Here Is How Religious-Right Activists Sound So Much Like Opponents of Interracial Marriage Decades Ago

by Dan Quinn

“Redefining #marriage “equals” no safeguards against “freedom to marry” multiple people for love, polygamy.”

Jonathan Saenz, the lawyer/lobbyist who heads the anti-gay group Texas Values, is once again making arguments Americans heard long ago when interracial couples sought the right to marry.

Greg Johnson, a professor at the Vermont Law School, has compared the arguments made against same-sex marriage today to those made against interracial marriage. The U.S. Supreme Court overturned interracial marriage bans in 1967 in Loving v. Virginia. Writing for the Vermont Law Review in 2012, Johnson noted the similarities in arguments against interracial marriage then and same-sex marriage now, including the argument — as Saenz makes — that allowing same-sex marriage will lead to polygamy:

Defenders of traditional marriage back then worried that allowing interracial marriage would lead to, as one court put it, “the father living with his daughter, the son with the mother,” and the “Turk or Mohammedan, with his numerous wives, [] establish[ing] his harem at the doors of the capitol . . . .” When the California Supreme Court struck down that state’s ban on interracial marriage, it had to defend its decision against the charge that allowing interracial marriage would lead to polygamy. It has been sixty years since the California decision. Striking down the ban on interracial marriage obviously did not lead to polygamy or fathers marrying daughters. Perhaps the same specious argument can now also be laid to rest in the same-sex marriage debate.

Johnson also noted arguments about interracial marriage being a threat to families and children. Johnson quotes a Missouri Supreme Court ruling that went so far as to dismiss the entire notion that interracial marriages could even produce children:

“[I]f the isssue [sic] of a black man and a white woman, and a white man and a black woman, intermarry, they cannot possibly have any progeny, and such a fact sufficiently justifies those laws which forbid the intermarriage of blacks and whites . . . .”

Fast-forward to last year, when Greg Abbott — still the Texas attorney general — argued that Texas can ban same-sex marriage because such unions don’t “naturally produce children.”

Today opponents of marriage equality for same-sex couples also argue that recognizing such unions will threaten the institution and the marriages of opposite-sex couples. Again from Johnson’s article:

[C]ourts in the interracial marriage cases feared that allowing interracial couples to marry would tarnish the institution and destabilize fragile one-race marriages. Listen to the Alabama Supreme Court’s curious defense of that state’s ban on interracial marriage:

“It is through the marriage relation that the homes of a people are created . . . . These homes, in which the virtues are most cultivated and happiness most abounds, are the true . . . nurseries of States. Who can estimate the evil of introducing into their most intimate relations, elements so heterogeneous that they must naturally cause discord, shame, [and] disruption of family circles . . . . [T]he more humble and helpless families are, the more they need this sort of protection. Their spirits are crushed, or become rebellious, when other ills besides those of poverty, are heaped upon them. . . . [T]he law should absolutely frustrate and prevent the growth of any desire or idea of such an alliance . . . by making marriage between the two races, legally impossible[.]”

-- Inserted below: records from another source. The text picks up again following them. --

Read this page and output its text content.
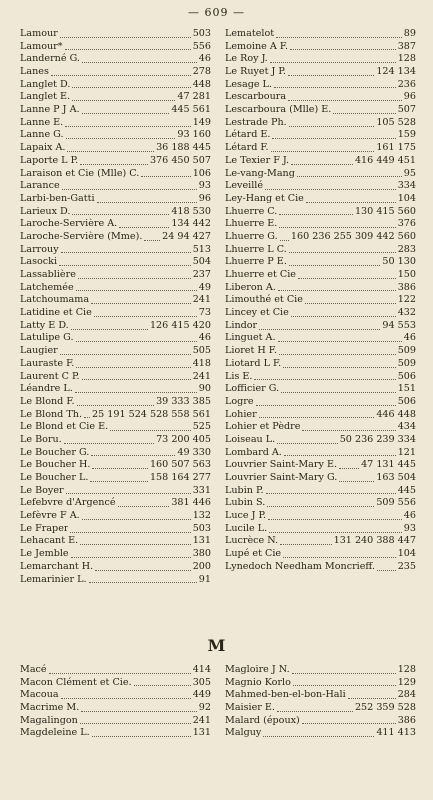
— 609 —
Lamour	503
Lamour*	556
Landerné G.	46
Lanes	278
Langlet D.	448
Langlet E.	47 281
Lanne P J A.	445 561
Lanne E.	149
Lanne G.	93 160
Lapaix A.	36 188 445
Laporte L P.	376 450 507
Laraison et Cie (Mlle) C.	106
Larance	93
Larbi-ben-Gatti	96
Larieux D.	418 530
Laroche-Servière A.	134 442
Laroche-Servière (Mme). 24 94 427
Larrouy	513
Lasocki	504
Lassablière	237
Latchemée	49
Latchoumama	241
Latidine et Cie	73
Latty E D.	126 415 420
Latulipe G.	46
Laugier	505
Lauraste F.	418
Laurent C P.	241
Léandre L.	90
Le Blond F.	39 333 385
Le Blond Th. 25 191 524 528 558 561
Le Blond et Cie E.	525
Le Boru.	73 200 405
Le Boucher G.	49 330
Le Boucher H.	160 507 563
Le Boucher L.	158 164 277
Le Boyer	331
Lefebvre d'Argencé	381 446
Lefèvre F A.	132
Le Fraper	503
Lehacant E.	131
Le Jemble	380
Lemarchant H.	200
Lemarinier L.	91
Lematelot	89
Lemoine A F.	387
Le Roy J.	128
Le Ruyet J P.	124 134
Lesage L.	236
Lescarboura	96
Lescarboura (Mlle) E.	507
Lestrade Ph.	105 528
Létard E.	159
Létard F.	161 175
Le Texier F J.	416 449 451
Le-vang-Mang	95
Leveillé	334
Ley-Hang et Cie	104
Lhuerre C.	130 415 560
Lhuerre E.	376
Lhuerre G. 160 236 255 309 442 560
Lhuerre L C.	283
Lhuerre P E.	50 130
Lhuerre et Cie	150
Liberon A.	386
Limouthé et Cie	122
Lincey et Cie	432
Lindor	94 553
Linguet A.	46
Lioret H F.	509
Liotard L F.	509
Lis E.	506
Lofficier G.	151
Logre	506
Lohier	446 448
Lohier et Pèdre	434
Loiseau L.	50 236 239 334
Lombard A.	121
Louvrier Saint-Mary E.	47 131 445
Louvrier Saint-Mary G.	163 504
Lubin P.	445
Lubin S.	509 556
Luce J P.	46
Lucile L.	93
Lucrèce N.	131 240 388 447
Lupé et Cie	104
Lynedoch Needham Moncrieff. 235
M
Macé	414
Macon Clément et Cie.	305
Macoua	449
Macrime M.	92
Magalingon	241
Magdeleine L.	131
Magloire J N.	128
Magnio Korlo	129
Mahmed-ben-el-bon-Hali	284
Maisier E.	252 359 528
Malard (époux)	386
Malguy	411 413
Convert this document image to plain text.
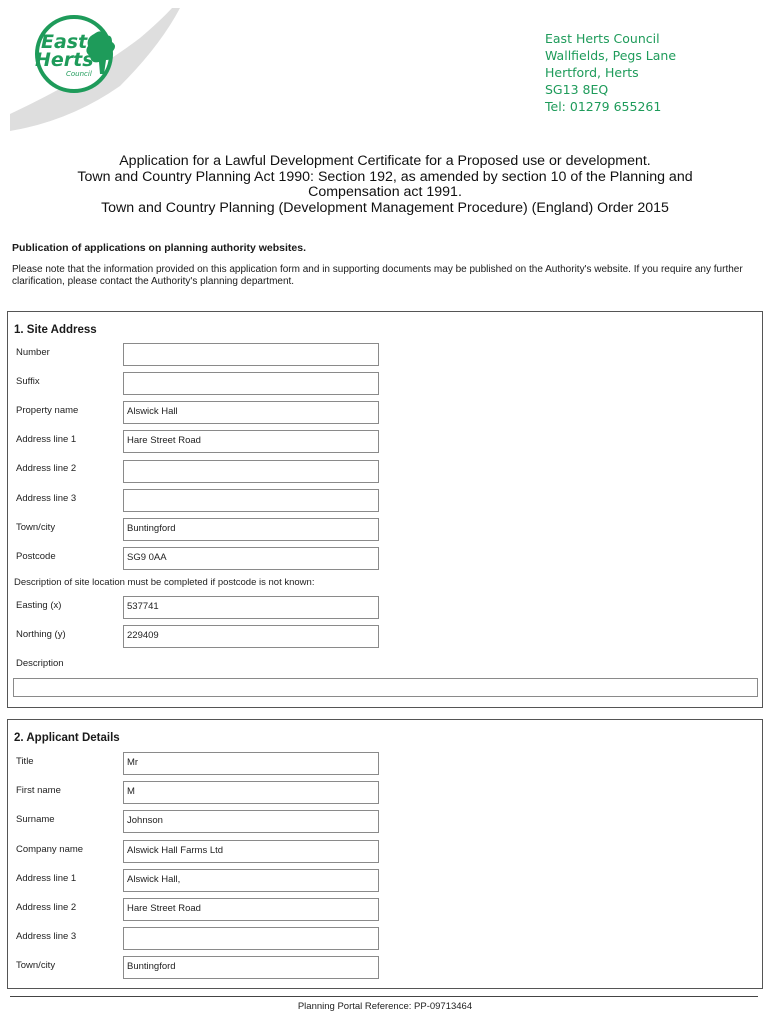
East
Herts
Council
East Herts Council
Wallfields, Pegs Lane
Hertford, Herts
SG13 8EQ
Tel: 01279 655261
Application for a Lawful Development Certificate for a Proposed use or development.
Town and Country Planning Act 1990: Section 192, as amended by section 10 of the Planning and
Compensation act 1991.
Town and Country Planning (Development Management Procedure) (England) Order 2015
Publication of applications on planning authority websites.
Please note that the information provided on this application form and in supporting documents may be published on the Authority's website. If you require any further clarification, please contact the Authority's planning department.
1. Site Address
Number
Suffix
Property name	Alswick Hall
Address line 1	Hare Street Road
Address line 2
Address line 3
Town/city	Buntingford
Postcode	SG9 0AA
Description of site location must be completed if postcode is not known:
Easting (x)	537741
Northing (y)	229409
Description
2. Applicant Details
Title	Mr
First name	M
Surname	Johnson
Company name	Alswick Hall Farms Ltd
Address line 1	Alswick Hall,
Address line 2	Hare Street Road
Address line 3
Town/city	Buntingford
Planning Portal Reference: PP-09713464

There is also the blanket position that seems to require no supporting evidence at all: marriage equality is just evil. Here’s Johnson again on the battle over interracial marriage:

The Georgia Supreme Court succinctly summarized the sentiment of essentially every court to consider this issue before Perez [v. Lippold in California, 1948] when it said, interracial marriages “are productive of evil, and evil only, without any corresponding good.”

Johnson points out that all of the fears about interracial arguments failed to come true:

All the worries about the end of marriage and the end of society, should interracial couples be allowed to marry, were obviously misplaced. The institution of marriage was not destroyed or even weakened by allowing interracial couples into the institution; it was strengthened. Personal liberty was enriched, and the social compact made firm, by extending marriage to interracial couples.

It’s important to acknowledge that not everyone who opposes marriage equality for same-sex couples is necessarily a bigot or just like those who opposed interracial marriage. Indeed, many may think it is wrong to discriminate against LGBT people in other areas, such as employment and housing. Their opposition to marriage equality is misguided, but its source isn’t necessarily contempt or hatred for LGBT people.

But then there are people like Saenz and others at Texas Values and other religious-right groups. They shamelessly cultivate fear and bigotry, using faith as a weapon to harm others. Indeed, they see religious freedom essentially as the right to use religion to discriminate against anyone who offends them. And in many ways, they sound just like the bigots who argued so viciously against interracial marriage decades ago.